Rev Cubana Pediatr v.75 n.1 Ciudad de la Habana ene.-abr. 2003

 

Hospital Pediátrico Universitario "William Soler"
Servicio de Anestesia Cardiovascular

Anestesia en el tronco arterioso común

Dr. Lincoln de la Parte Pérez1

Resumen

El tronco arterioso es una anomalía congénita del corazón poco frecuente, que se asocia con una alta mortalidad. El 50 % de los pacientes fallece antes de los 3 meses de edad y el 80 % antes del año. La causa más frecuente de muerte es el fallo cardíaco agudo.
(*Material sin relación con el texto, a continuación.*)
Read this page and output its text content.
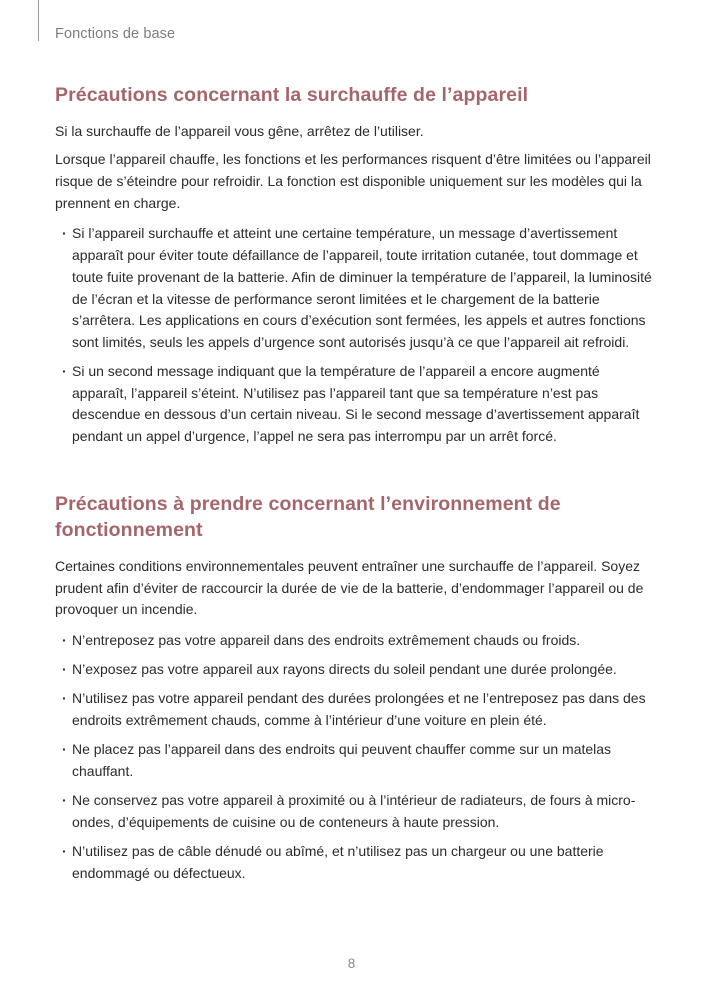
Fonctions de base
Précautions concernant la surchauffe de l’appareil

Si la surchauffe de l’appareil vous gêne, arrêtez de l’utiliser.

Lorsque l’appareil chauffe, les fonctions et les performances risquent d’être limitées ou l’appareil risque de s’éteindre pour refroidir. La fonction est disponible uniquement sur les modèles qui la prennent en charge.

·
Si l’appareil surchauffe et atteint une certaine température, un message d’avertissement apparaît pour éviter toute défaillance de l’appareil, toute irritation cutanée, tout dommage et toute fuite provenant de la batterie. Afin de diminuer la température de l’appareil, la luminosité de l’écran et la vitesse de performance seront limitées et le chargement de la batterie s’arrêtera. Les applications en cours d’exécution sont fermées, les appels et autres fonctions sont limités, seuls les appels d’urgence sont autorisés jusqu’à ce que l’appareil ait refroidi.
·
Si un second message indiquant que la température de l’appareil a encore augmenté apparaît, l’appareil s’éteint. N’utilisez pas l’appareil tant que sa température n’est pas descendue en dessous d’un certain niveau. Si le second message d’avertissement apparaît pendant un appel d’urgence, l’appel ne sera pas interrompu par un arrêt forcé.
Précautions à prendre concernant l’environnement de fonctionnement

Certaines conditions environnementales peuvent entraîner une surchauffe de l’appareil. Soyez prudent afin d’éviter de raccourcir la durée de vie de la batterie, d’endommager l’appareil ou de provoquer un incendie.

·
N’entreposez pas votre appareil dans des endroits extrêmement chauds ou froids.
·
N’exposez pas votre appareil aux rayons directs du soleil pendant une durée prolongée.
·
N’utilisez pas votre appareil pendant des durées prolongées et ne l’entreposez pas dans des endroits extrêmement chauds, comme à l’intérieur d’une voiture en plein été.
·
Ne placez pas l’appareil dans des endroits qui peuvent chauffer comme sur un matelas chauffant.
·
Ne conservez pas votre appareil à proximité ou à l’intérieur de radiateurs, de fours à micro-ondes, d’équipements de cuisine ou de conteneurs à haute pression.
·
N’utilisez pas de câble dénudé ou abîmé, et n’utilisez pas un chargeur ou une batterie endommagé ou défectueux.
8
Presentamos una experiencia en 2 lactantes operados en el Cardiocentro del Hospital Pediátrico Universitario "William Soler", durante el año 2001: una niña de 7 meses de edad, desnutrida, con un tronco común tipo II, hipertensión pulmonar y síndrome de DiGeorge, el segundo paciente era un lactante de 3 meses de edad, con un tronco común tipo I. Se utilizó fentanyl en la inducción y el mantenimiento de la anestesia. La temperatura recta se bajó a 25 °C y los tiempos de circulación extracorpórea fueron de 100 y 121 min y el de pinzamiento aórtico de 30 y 31 min. Se utilizó apoyo farmacológico con dobutrex en dosis bajas. Se emplearon fentanyl, vasodilatadores en infusión continua e hiperventilación, como medidas para evitar la crisis de hipertensión pulmonar. Los enfermos evolucionaron satisfactoriamente durante todo el transoperatorio.
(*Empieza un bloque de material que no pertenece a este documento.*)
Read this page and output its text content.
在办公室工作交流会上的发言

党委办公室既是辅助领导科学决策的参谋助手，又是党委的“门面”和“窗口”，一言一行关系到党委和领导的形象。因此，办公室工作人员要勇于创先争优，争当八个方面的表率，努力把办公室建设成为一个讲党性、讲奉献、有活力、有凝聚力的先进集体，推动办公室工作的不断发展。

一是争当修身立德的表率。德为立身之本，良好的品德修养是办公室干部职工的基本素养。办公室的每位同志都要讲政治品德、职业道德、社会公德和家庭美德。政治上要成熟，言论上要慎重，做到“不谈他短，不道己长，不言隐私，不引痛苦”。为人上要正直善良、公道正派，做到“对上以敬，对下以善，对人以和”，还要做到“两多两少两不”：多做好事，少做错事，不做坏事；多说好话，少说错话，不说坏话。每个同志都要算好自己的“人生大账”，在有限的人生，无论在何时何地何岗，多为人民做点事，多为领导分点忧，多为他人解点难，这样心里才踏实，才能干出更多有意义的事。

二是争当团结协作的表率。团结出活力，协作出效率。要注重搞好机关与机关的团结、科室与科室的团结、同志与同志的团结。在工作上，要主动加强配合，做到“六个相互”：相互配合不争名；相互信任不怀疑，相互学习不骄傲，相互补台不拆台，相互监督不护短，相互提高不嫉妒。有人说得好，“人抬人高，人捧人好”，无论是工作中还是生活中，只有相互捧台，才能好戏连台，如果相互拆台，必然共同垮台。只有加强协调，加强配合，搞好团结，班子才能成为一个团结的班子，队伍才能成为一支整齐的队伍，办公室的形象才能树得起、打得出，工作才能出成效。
DeCS: TRONCO ARTERIOSO/anomalías; INSUFICIENCIA CARDIACA CONGESTIVA/cirugía; HIPERTENSION PULMONAR; ANESTESIA GENERAL; FENTANIL; MORTALIDAD INFANTIL; TASA DE MORTALIDAD.

El tronco arterioso es una anomalía congénita del corazón poco frecuente, pero se asocia con una alta mortalidad. El 50 % de los pacientes fallece antes de los 3 meses de edad y el 80 % antes del año. La causa más frecuente de muerte es el fallo cardíaco agudo. Se caracteriza por el nacimiento de un vaso único de los ventrículos, que da origen a las arterias coronarias, pulmonares y sistémicas.1-3

Estos pacientes, especialmente los del tipo 1, donde el tronco de la arteria pulmonar (TAP) sale directamente del tronco común, padecen de flujo pulmonar muy aumentado e insuficiencia cardíaca congestiva. Dichos pacientes presentan taquipnea, dificultad en la alimentación e irritabilidad. Los enfermos con presiones y resistencia vascular pulmonar elevadas tienen una alta mortalidad posoperatoria.1-4

El manejo anestésico de estos pacientes es extraordinariamente difícil y se debe tomar una serie de medidas encaminadas a controlar la insuficiencia cardíaca y evitar las crisis de hipertensión pulmonar. Habitualmente se emplea una técnica basada en la administración de altas dosis de narcóticos.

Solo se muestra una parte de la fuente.